You can use the deserialize_tokens method to deserialize a binary string into a numpy array of token IDs.

Example:

# Deserialize tokens
binary_string = b"\x01\x00\x00\x00\x02\x00\x00\x00\x03\x00\x00\x00"
deserialized_tokens = tokenizer.deserialize_tokens(binary_string)

5. Additional Information

5.1. Multiprocessing Safety

TokenMonster provides a load_multiprocess_safe method that is safe for multiprocessing. When using this method, vocabulary modification is disabled, and tokenization may be slightly slower compared to the regular load method.

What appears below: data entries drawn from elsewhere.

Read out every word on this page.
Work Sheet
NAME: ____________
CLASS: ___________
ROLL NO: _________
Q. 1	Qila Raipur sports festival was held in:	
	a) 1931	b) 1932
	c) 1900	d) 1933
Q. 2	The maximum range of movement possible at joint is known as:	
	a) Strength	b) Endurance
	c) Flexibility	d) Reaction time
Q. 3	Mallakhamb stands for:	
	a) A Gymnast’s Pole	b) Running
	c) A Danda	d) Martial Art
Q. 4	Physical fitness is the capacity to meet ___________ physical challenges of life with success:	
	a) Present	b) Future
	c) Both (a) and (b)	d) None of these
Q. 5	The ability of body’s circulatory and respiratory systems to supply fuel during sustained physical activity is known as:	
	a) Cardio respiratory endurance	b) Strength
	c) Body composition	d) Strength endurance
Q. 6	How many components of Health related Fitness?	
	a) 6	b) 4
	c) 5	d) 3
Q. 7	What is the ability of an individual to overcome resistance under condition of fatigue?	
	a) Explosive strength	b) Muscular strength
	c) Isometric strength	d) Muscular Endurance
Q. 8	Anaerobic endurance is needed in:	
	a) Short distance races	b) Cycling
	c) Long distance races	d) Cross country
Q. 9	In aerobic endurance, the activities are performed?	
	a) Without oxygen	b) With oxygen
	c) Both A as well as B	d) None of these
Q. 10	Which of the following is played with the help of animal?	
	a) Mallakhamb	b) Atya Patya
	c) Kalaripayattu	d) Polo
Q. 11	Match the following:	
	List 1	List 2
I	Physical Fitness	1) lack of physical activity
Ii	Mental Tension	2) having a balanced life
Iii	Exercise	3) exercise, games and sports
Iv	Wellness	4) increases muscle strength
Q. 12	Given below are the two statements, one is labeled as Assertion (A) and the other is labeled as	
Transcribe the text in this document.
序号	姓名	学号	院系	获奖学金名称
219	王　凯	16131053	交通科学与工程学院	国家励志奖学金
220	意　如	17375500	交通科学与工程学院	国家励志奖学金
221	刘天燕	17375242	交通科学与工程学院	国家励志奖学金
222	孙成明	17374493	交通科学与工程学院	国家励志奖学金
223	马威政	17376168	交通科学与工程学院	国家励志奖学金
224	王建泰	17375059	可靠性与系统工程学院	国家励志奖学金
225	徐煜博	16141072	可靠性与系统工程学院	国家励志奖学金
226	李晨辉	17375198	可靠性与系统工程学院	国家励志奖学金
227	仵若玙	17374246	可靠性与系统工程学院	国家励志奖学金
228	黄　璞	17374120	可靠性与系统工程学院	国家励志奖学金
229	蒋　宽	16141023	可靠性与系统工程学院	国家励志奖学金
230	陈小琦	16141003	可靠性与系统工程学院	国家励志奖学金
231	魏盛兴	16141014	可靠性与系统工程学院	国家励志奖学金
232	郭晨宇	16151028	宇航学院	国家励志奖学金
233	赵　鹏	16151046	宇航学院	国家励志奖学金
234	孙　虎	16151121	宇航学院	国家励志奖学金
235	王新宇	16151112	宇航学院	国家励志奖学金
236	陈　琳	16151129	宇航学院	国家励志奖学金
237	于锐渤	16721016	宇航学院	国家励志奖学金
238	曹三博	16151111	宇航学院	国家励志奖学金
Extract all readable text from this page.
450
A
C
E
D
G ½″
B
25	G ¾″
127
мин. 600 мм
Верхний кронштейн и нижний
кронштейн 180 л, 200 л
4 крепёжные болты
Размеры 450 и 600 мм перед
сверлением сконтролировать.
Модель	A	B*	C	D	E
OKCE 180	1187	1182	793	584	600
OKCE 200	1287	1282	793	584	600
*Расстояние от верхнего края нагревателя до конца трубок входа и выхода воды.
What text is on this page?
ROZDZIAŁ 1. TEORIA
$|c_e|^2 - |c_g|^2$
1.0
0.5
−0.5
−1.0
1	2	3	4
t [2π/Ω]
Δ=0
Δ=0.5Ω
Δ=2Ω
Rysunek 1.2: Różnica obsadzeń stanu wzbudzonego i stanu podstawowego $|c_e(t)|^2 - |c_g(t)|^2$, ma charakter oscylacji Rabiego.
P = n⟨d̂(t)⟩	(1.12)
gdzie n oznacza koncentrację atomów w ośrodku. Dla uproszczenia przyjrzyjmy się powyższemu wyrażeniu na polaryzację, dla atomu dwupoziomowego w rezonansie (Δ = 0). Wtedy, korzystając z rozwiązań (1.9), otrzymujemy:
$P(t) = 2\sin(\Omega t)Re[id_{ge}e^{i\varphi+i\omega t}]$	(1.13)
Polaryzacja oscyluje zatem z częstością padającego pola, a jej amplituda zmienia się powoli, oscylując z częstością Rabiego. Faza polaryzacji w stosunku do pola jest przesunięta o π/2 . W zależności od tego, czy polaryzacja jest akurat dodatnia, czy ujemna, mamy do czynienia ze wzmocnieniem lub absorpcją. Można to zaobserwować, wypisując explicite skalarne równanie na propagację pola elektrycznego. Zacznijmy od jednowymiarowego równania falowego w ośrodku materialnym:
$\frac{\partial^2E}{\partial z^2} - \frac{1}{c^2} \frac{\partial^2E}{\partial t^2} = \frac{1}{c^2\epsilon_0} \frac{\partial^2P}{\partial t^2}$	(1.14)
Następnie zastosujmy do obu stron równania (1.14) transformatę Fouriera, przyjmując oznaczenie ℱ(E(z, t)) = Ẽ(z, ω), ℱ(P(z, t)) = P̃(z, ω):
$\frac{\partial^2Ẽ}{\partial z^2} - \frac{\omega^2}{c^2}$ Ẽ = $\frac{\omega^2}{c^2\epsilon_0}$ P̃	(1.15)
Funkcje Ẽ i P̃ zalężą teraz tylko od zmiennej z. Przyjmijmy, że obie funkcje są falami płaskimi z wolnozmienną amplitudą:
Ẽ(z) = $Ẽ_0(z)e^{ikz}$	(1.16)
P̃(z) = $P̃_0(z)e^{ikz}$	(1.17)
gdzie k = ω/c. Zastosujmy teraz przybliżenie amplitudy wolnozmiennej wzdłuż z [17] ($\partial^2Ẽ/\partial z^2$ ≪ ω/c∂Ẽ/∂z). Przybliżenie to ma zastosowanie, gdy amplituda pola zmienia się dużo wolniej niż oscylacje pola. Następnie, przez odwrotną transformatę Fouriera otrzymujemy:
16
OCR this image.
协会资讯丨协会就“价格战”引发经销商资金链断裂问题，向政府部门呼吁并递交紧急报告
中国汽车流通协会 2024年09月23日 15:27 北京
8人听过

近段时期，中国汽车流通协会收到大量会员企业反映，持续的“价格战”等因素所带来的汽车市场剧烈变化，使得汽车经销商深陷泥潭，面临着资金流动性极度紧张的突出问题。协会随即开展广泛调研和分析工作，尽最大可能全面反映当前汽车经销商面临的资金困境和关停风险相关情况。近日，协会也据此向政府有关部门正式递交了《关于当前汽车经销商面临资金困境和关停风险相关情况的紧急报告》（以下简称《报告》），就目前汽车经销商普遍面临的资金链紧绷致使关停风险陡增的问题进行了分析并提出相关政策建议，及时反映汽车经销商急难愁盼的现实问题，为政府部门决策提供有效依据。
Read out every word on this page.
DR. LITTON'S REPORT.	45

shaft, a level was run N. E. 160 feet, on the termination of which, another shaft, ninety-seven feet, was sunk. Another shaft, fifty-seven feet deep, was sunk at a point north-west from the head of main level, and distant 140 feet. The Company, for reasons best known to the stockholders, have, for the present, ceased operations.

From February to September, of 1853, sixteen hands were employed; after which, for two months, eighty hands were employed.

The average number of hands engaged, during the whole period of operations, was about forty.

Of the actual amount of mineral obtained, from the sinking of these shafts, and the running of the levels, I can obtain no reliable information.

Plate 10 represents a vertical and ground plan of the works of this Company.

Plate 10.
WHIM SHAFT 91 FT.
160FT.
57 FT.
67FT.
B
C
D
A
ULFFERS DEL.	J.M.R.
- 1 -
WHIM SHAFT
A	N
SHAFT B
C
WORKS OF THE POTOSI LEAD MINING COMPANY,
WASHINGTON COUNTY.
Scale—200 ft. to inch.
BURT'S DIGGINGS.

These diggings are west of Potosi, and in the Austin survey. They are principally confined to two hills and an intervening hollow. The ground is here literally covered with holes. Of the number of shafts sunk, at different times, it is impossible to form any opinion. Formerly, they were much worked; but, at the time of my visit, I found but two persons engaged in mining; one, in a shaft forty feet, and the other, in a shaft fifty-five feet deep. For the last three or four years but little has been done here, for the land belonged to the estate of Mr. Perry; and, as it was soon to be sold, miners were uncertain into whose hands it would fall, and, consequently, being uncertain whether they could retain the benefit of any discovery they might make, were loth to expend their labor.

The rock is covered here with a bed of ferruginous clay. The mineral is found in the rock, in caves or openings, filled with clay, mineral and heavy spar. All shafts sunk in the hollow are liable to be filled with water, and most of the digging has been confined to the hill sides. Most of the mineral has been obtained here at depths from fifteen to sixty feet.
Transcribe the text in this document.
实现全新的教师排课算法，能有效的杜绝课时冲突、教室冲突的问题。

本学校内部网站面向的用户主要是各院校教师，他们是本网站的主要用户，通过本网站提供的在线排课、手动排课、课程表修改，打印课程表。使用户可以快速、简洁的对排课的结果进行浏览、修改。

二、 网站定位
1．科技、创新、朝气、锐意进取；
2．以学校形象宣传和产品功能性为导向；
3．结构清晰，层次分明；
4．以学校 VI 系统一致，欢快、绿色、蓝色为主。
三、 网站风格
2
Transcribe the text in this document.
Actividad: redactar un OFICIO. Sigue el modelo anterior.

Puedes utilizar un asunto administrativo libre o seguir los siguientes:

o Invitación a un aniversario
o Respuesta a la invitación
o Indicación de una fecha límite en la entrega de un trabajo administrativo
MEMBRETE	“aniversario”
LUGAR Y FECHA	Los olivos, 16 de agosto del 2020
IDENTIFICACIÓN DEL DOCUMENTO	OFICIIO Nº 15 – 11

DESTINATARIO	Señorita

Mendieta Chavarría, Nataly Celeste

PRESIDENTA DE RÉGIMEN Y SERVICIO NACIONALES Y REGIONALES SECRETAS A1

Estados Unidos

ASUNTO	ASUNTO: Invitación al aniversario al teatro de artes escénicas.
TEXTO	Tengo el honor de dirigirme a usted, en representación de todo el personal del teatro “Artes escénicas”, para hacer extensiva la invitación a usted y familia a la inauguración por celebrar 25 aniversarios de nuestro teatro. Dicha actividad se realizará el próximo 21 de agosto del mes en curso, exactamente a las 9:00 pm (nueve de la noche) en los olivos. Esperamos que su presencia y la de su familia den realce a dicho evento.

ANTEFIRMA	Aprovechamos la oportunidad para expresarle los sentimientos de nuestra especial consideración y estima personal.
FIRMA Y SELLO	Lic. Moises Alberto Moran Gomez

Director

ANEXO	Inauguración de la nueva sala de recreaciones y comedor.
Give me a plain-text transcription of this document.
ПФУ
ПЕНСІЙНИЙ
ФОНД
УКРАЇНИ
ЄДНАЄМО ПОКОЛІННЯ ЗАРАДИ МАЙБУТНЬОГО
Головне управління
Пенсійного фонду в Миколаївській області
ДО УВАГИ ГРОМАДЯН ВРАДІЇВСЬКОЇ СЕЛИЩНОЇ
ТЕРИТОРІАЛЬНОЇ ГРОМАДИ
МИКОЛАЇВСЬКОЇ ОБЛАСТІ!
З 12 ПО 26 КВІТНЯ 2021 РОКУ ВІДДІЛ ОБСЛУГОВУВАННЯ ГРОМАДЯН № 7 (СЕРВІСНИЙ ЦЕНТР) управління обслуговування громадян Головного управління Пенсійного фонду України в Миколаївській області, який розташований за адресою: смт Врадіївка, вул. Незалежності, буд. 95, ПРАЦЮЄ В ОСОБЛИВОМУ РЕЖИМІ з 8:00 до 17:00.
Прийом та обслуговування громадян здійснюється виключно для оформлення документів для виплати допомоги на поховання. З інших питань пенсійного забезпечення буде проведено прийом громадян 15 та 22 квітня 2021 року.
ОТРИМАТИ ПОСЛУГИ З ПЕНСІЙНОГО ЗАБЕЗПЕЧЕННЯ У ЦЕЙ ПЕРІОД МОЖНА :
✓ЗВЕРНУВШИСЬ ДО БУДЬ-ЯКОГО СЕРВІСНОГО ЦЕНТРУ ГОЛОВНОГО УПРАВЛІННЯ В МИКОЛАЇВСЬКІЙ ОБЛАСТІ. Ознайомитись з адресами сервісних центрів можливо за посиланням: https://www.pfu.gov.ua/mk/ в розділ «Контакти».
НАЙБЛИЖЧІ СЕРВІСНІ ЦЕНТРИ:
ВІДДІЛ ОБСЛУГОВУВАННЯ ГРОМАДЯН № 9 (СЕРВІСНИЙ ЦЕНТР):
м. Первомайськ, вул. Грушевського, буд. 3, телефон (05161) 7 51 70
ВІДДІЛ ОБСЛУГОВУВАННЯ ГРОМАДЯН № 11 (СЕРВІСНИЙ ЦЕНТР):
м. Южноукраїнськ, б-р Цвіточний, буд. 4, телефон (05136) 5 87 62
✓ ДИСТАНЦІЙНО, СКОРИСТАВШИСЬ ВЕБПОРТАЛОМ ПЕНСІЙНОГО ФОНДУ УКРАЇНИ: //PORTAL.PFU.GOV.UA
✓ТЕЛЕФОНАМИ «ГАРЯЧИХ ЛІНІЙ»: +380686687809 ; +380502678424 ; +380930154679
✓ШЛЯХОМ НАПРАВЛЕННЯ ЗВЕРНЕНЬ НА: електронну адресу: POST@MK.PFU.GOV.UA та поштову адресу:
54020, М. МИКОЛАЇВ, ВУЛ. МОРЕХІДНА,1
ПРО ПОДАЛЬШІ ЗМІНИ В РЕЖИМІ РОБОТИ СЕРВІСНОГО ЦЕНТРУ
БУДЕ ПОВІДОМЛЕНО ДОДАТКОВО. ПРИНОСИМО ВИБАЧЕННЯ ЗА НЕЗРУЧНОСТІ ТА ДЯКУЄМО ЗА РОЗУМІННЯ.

5.2. Supported Character Sets

TokenMonster supports two character sets: "UTF-8" and "None." You can check the character set used by the vocabulary using the charset method.

5.3. Supported Normalization Options

The vocabulary can have various normalization options applied, including "None," "NFD," "Lowercase," "Accents," "Quotemarks," "Collapse," "Trim," "LeadingSpace," and "UnixLines." You can access the normalization setting using the normalization method.

5.4. Capcode Levels

The capcode level of the vocabulary can be set to values between 0 and 2 using the capcode method. Capcoding is a way to encode multiple tokens using a single token, which can save memory.

5.5. Optimization Modes

TokenMonster supports optimization modes from 0 to 5, which affect the memory usage and performance of the library. You can check the optimization mode using the mode method.

6. Examples

Let's explore some examples of how to use TokenMonster for tokenization and vocabulary management.

Example 1: Tokenizing Text

from zeta.tokenizers import TokenMonster

# Initialize TokenMonster with a vocabulary file
tokenizer = TokenMonster("path/to/vocabulary")

# Tokenize a text string
text = "Hello, world!"
token_ids = tokenizer.tokenize(text)
print(token_ids)

Example 2: Decoding Tokens

from zeta.tokenizers import TokenMonster

# Initialize TokenMonster with a vocabulary file
tokenizer = TokenMonster("path/to/vocabulary")

# Decode token IDs into a string
decoded_text = tokenizer.decode([1, 2, 3])
print(decoded_text)

Example 3: Modifying Vocabulary

from zeta.tokenizers import TokenMonster

# Initialize TokenMonster with a vocabulary file
tokenizer = TokenMonster("path/to/vocabulary")

# Add a special token
tokenizer.modify(
    add_special_tokens="[_START_]",
    add_regular_tokens=None,
    delete_tokens=None,
    resize=None,
    change_unk=None,
)

# Delete a regular token
tokenizer.modify(
    add_special_tokens=None,
    add_regular_tokens=None,
    delete_tokens=["apple"],
    resize=None,
    change_unk=None,
)

Example 4: Exporting Vocabulary to YAML

from zeta.tokenizers import TokenMonster

# Initialize TokenMonster with a vocabulary file
tokenizer = TokenMonster("path/to/vocabulary")

# Export the vocabulary to a YAML file
yaml_data = tokenizer.export_yaml()
with open("vocabulary.yaml", "wb") as file:
    file.write(yaml_data)

7. Conclusion

TokenMonster is a powerful Python module for tokenization and vocabulary management. Whether you're working on natural language processing tasks or need to create custom tokenization pipelines, TokenMonster provides the flexibility and functionality to handle tokenization efficiently. Use the examples and methods provided in this guide to leverage TokenMonster for your projects.